Erik Schmidt
Elizabeth Dee Gallery
As I write this review, the New York Times is featuring news of a Hamas cease-fire in Gaza, with Israel agreeing—provisionally—to withdraw its forces. Whether this will have come to pass by the time this magazine goes to press remains wholly unclear, but such events inevitably pressured readings of Berlin-based artist Erik Schmidt’s work, on view during the conflict in his first show at Elizabeth Dee, titled “As above is so below.” Consisting of one short video and a cohort of thickly encrusted paintings, the exhibition on first glance seemed to have nothing to do with politics. The paintings admit an almost culinary involvement with their materials; their surfaces are so densely and baroquely constituted as to infuse the gallery with the heady, just-finished smell of evaporating solvent and to occlude any imagistic content that such overwrought impasto might be producing (or, more likely, harboring). But to stare at these roiling planes for long enough is to glean their representational bases: Following a project that takes as its subject the social mores and hunting rituals of the German aristocracy (published in book form in 2007 as Hunting Grounds), Schmidt’s most recent immersive foray was in Israel’s Ella Valley, where the pictures for this show were conceived.
Part of the Jerusalem corridor bounded by the West Bank, this historic site of bloodshed is now perhaps best known for its proliferating vineyards. An ostensibly odd segue from a series on the symbolism of an archaic sport, this recent work nonetheless continues Schmidt’s interest in the dialectic between hunter and prey—even if its articulation of this theme appears somewhat displaced. For, again, Schmidt’s paintings are firstly about their own manufacture. Twists of color, applied straight from the tube on white grounds, arc and curl in on themselves, projecting outward from the support in stubbornly gravity-defying acts.
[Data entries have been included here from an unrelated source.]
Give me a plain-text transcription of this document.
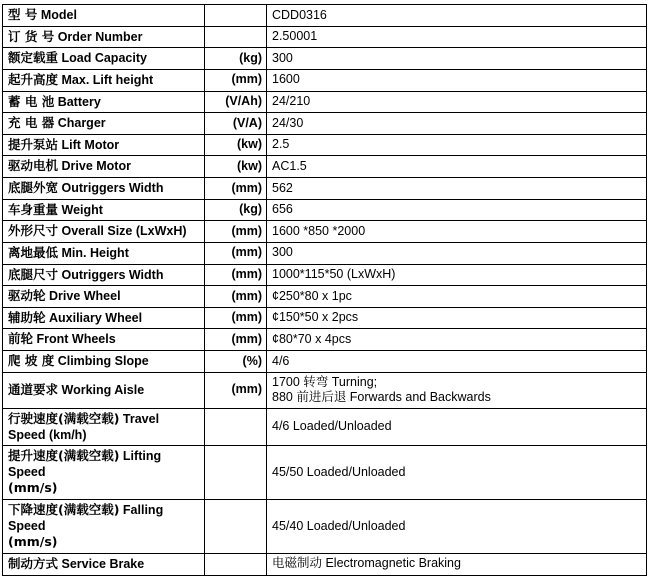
型 号 Model		CDD0316
订 货 号 Order Number		2.50001
额定载重 Load Capacity	(kg)	300
起升高度 Max. Lift height	(mm)	1600
蓄 电 池 Battery	(V/Ah)	24/210
充 电 器 Charger	(V/A)	24/30
提升泵站 Lift Motor	(kw)	2.5
驱动电机 Drive Motor	(kw)	AC1.5
底腿外宽 Outriggers Width	(mm)	562
车身重量 Weight	(kg)	656
外形尺寸 Overall Size (LxWxH)	(mm)	1600 *850 *2000
离地最低 Min. Height	(mm)	300
底腿尺寸 Outriggers Width	(mm)	1000*115*50 (LxWxH)
驱动轮 Drive Wheel	(mm)	¢250*80 x 1pc
辅助轮 Auxiliary Wheel	(mm)	¢150*50 x 2pcs
前轮 Front Wheels	(mm)	¢80*70 x 4pcs
爬 坡 度 Climbing Slope	(%)	4/6
通道要求 Working Aisle	(mm)	1700 转弯 Turning;
880 前进后退 Forwards and Backwards

行驶速度(满载空载) Travel Speed (km/h)		4/6 Loaded/Unloaded
提升速度(满载空载) Lifting Speed
(mm/s)		45/50 Loaded/Unloaded
下降速度(满载空载) Falling Speed
(mm/s)		45/40 Loaded/Unloaded
制动方式 Service Brake		电磁制动 Electromagnetic Braking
For all their meatiness—their resolutely sculptural and nonobjective presence when viewed from close range—these strokes are distinctly atomized, or paratactic; only when seen from some remove do the compositions flatten into the likes of olive trees and arid rocks, flocks of animals and migrant workers. Optische Dichte (Optical Density) (all works 2008) might be the most explicit about the terms of its conflations (density of brushwork and urbanism, for one), though Das Auge Israels (The Eye of Israel) is particularly striking as a landscape that snaps into focus out of the immediate morass.
Other works offer up their identities much more readily. Die Beziehung verschiedener Dinge (The relationship of different things), unmistakably centers on goats traveling across a rocky field. Westlicht (West light) is quite evidently a wooded scene rendered in a lush palette (midnight blue, salmon pink, violet, tangerine, chartreuse, and pea green) bisected by an incandescent shaft of light. Personenschutz (Protection of Individuals) emphasizes a fiery thicket of bare branches. Yet like their more opaque counterparts, these less optically disorienting works raise questions regarding where and how meaning gets produced in them. The key to many of these landscapes is the eponymous video, a two-minute loop of a migrant worker shaking olives out of a tree with a machine. The protagonist here becomes a cipher for labor, the video possibly commenting on exploitation in the region. A further twist of the screw comes in the related painting, of the same name, which features a skeletal figure, likewise stationed in a tree, outfitted in what uncannily appears to be a soldier’s uniform replete with camouflage and helmet (though closer inspection reveals him to be the video’s laborer). Through, and often despite, his profuse marks, Schmidt enmeshes current politics in otherwise formal exercises, begging the question of to what end.